Speeding up autism gene discovery via deep multitask learning of data from cohorts of comorbid neurodevelopmental and neuropsychiatric disorders
- Awarded: 2019
- Award Type: Pilot
- Award #: 640935
Computational gene risk prediction methods and network-based analyses are major tools in analyzing large autism spectrum disorder (ASD) datasets based on whole-exome and whole-genome sequencing studies for (i) imputing the insufficient statistical signal and providing a genome-wide risk ranking and (ii) finding out the affected cellular circuitries such as pathways and networks of genes. While they have proven useful, they can benefit from larger cohorts for more precise and sensitive predictions.
One way to increase the cohort size is to use data obtained from cohorts of comorbid neurodevelopmental and psychiatric disorders; such an approach exploits information coming from the underlying shared genetic architecture. Some studies treat all such conditions as the same disorder and bag mutation counts, but this is a crude way of analyzing the data and one loses disorder-specific genetic and phenotypic components.

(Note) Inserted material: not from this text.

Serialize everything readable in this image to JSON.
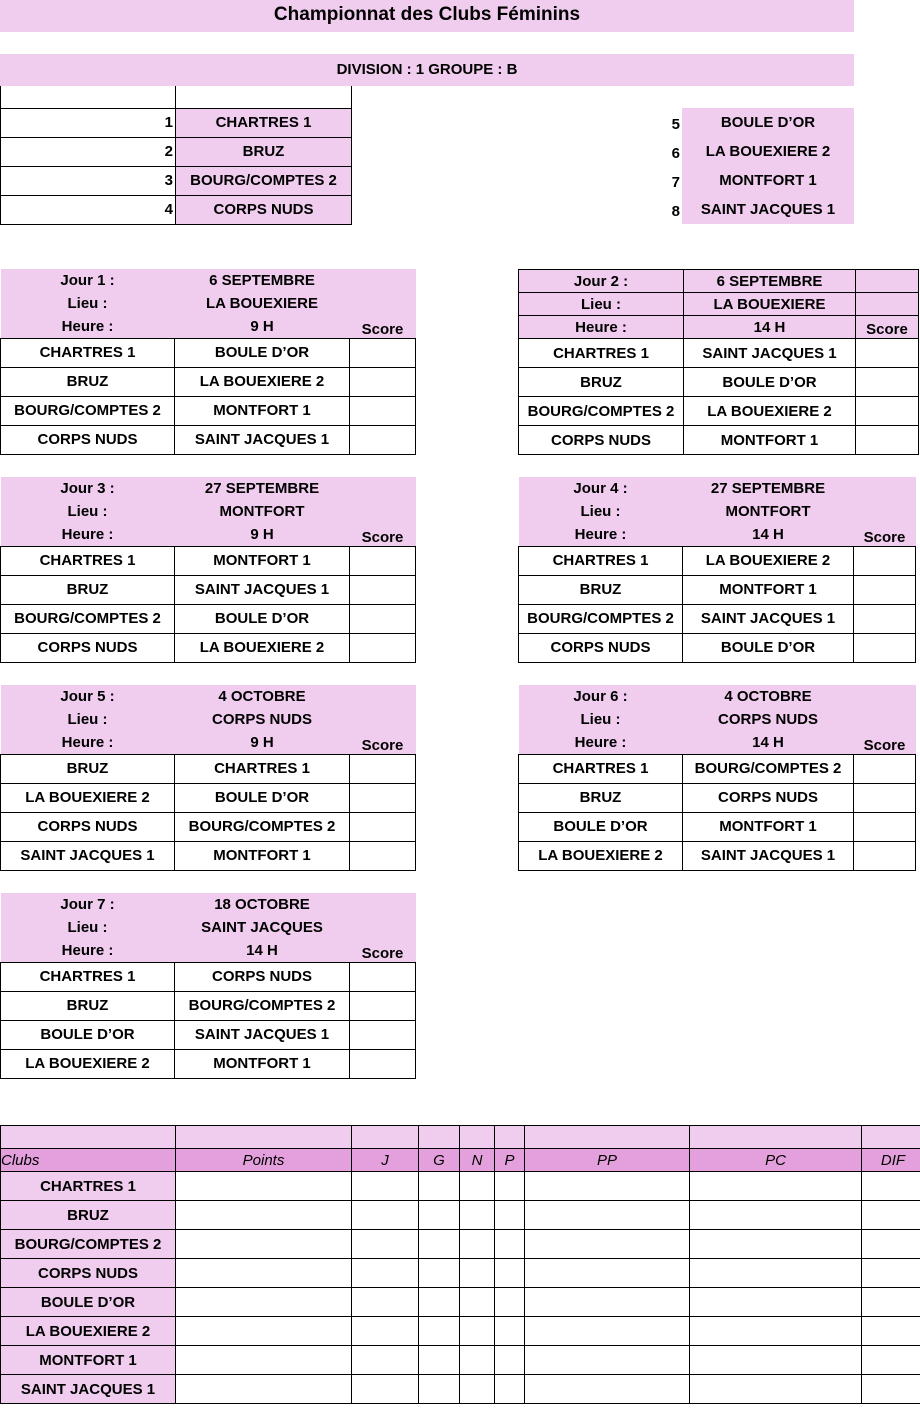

In the current project, Ercüment Çiçek and his team propose a novel cross-disorder gene discovery algorithm, which will analyze whole-exome sequencing data from related conditions (including ASD, intellectual disability, schizophrenia and epilepsy) simultaneously and explicitly learn shared and disorder-specific genetic components. Learning the shared architecture will: (i) increase the prediction power for ASD (also, for all other individual disorders) by salvaging samples from others and (ii) advance our understanding of ASD in terms of its comorbidity with other conditions. Moreover, since this method will not treat all disorders as one (i.e., bagging the mutations) and will explicitly learn disorder-specific components as well, it will not suffer from losing important information relevant to each of the individual disorders.